Intel gets into the App Store game – but where does Silverlight fit in?

Intel has announced its Atom Developer Program including a new app store. The idea is to encourage a flow of applications that are well suited to netbooks, rather than general desktop applications that tend to get pressed into service because they are there, but may not be well suited to the smaller screen and more limited resources typical of netbooks versus full laptops. No doubt Intel has its eye on Apple’s successful iPhone App Store, which enhances sales of the hardware as well as providing a ready-made sales channel for independent software vendors, and wants to do the same for netbooks.

In order to participate as a developer, you have to sign up for the program, which will cost $99 annually though currently it is free. An interesting twist is that the developer program is a component market as well as an application market. Write a cool component, and you can get paid whenever any application that uses your component is sold. Intel handles all the business details, for a cut of course.

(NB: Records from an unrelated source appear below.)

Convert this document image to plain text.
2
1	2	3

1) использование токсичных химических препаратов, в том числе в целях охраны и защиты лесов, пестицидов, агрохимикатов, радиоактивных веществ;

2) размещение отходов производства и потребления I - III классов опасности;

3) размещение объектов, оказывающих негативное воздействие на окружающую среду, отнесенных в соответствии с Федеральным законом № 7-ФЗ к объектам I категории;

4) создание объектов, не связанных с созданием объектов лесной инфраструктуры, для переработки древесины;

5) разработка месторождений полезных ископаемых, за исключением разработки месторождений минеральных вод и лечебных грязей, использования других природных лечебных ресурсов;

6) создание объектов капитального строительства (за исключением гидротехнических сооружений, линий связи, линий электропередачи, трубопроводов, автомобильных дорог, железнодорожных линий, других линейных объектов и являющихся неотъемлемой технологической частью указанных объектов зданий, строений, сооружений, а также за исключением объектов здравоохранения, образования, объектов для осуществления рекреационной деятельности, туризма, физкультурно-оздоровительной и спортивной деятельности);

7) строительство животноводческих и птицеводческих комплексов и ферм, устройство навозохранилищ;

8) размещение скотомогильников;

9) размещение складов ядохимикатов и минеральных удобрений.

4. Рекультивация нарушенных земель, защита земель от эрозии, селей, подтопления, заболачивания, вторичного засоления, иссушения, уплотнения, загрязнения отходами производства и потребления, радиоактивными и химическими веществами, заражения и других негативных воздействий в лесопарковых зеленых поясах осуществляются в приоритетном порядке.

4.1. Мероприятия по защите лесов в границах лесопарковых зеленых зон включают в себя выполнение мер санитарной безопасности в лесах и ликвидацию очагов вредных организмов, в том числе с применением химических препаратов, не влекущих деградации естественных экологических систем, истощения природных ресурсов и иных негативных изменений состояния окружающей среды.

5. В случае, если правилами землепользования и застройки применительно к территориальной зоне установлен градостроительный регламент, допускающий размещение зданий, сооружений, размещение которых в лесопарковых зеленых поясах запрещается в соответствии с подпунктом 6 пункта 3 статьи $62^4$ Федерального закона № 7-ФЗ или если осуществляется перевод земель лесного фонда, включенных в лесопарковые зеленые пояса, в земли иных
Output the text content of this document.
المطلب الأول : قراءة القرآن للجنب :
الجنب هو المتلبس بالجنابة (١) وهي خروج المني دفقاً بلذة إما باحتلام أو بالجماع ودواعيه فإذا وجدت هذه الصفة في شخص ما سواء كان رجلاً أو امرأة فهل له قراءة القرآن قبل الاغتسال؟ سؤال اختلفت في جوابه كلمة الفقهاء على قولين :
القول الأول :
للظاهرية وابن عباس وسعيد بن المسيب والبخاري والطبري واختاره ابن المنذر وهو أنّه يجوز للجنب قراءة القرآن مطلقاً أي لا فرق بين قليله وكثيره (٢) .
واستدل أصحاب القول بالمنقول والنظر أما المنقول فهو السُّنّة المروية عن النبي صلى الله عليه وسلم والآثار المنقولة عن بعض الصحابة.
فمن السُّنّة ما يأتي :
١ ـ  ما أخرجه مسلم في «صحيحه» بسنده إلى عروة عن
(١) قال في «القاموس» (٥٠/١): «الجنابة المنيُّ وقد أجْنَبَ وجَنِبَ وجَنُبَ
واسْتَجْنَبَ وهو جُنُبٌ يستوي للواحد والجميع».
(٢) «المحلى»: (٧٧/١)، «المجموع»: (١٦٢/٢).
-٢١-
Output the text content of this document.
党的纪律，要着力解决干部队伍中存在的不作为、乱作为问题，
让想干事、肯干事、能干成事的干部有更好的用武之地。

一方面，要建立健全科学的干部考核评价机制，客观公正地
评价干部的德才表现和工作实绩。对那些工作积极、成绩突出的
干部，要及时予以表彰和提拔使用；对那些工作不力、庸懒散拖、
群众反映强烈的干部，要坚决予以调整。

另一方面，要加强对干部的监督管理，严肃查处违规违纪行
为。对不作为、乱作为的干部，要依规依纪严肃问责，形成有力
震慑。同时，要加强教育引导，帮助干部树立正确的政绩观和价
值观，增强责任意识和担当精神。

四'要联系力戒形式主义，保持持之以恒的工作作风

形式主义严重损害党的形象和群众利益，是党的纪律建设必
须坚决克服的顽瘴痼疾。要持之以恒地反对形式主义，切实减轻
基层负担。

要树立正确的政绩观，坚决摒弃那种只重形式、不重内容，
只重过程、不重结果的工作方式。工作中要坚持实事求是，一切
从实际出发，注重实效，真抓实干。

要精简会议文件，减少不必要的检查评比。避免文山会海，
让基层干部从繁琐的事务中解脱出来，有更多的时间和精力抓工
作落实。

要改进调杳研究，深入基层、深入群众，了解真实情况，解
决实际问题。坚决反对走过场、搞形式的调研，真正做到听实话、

Intel is supporting two operating systems, Windows and Moblin, Intel’s Linux distribution. Your applications must be one of the following:

  • Native Windows (I am not sure whether .NET is allowed)
  • Native Moblin
  • Java
  • Adobe AIR

A puzzle is that Intel’s press release makes several references to Silverlight as a cross-platform runtime; yet although there is a Linux version of Silverlight, called Moonlight, there isn’t any exact equivalent to AIR for desktop Silverlight and I am not clear how Silverlight fits in any of the categories above. I may be reading too much into this; but perhaps all will be explained when Silverlight 4 is unveiled at PDC in November? Here’s what the press release says:

“Using Silverlight’s cross-device, cross-browser, cross-platform technology, developers will be able to write applications once and have them run on Windows and Moblin devices – expanding the reach of Silverlight applications to more consumers, regardless of whether the device they’re using is a PC, TV or phone,” said Ian Ellison Taylor, general manager, Microsoft Client Platforms and Tools.

Note that despite the above quote, Moonlight 2.0 is still in beta, and no current phones include the Silverlight runtime.

Apps must be delivered in one of the following forms:

  • .msi (for Windows*)
  • .jar (for Java*)
  • .air (for Adobe® AIR*)
  • .deb (for Debian Mobilin/Linux)
  • .rpm (for RedHat* Linux)

All applications in the store are subject to Intel’s approval (called validation):

The validation process checks your code for suitability for the Developer Program, licensing and legal issues, and some basic functionality.

Here’s the checklist. Note this requirement:

Runtimes and technologies the application can support can only be any of the following: Moblin* Native, Windows* Native, Adobe AIR*, Java FX *, and Microsoft* Silverlight*.

Hmm, Silverlight again.

Intel gets 30% of your revenue. You can also market components and if your application uses a paid-for component a share of the revenue will be paid to the component vendor. Free applications and components are also permitted.

I really like the checklist – I wish all desktop applications conformed to some of the requirements. Like this one:

The application will completely uninstall when desired, and leave no garbage files behind.

are great to read.

You can sign up here, though the SDK is not yet available.

One curious facet of the program is that although it is specifically for the Atom, in most cases your application will likely run fine on other processors. I am not sure if Intel will do anything to ensure that only Atom-powered computers use the store.

In May I posted that we should get ready for more app stores. This is really coming to pass now, with Adobe’s offering which I mentioned yesterday, Nokia’s Ovi, as well as others for Android, Palm Pre and so on.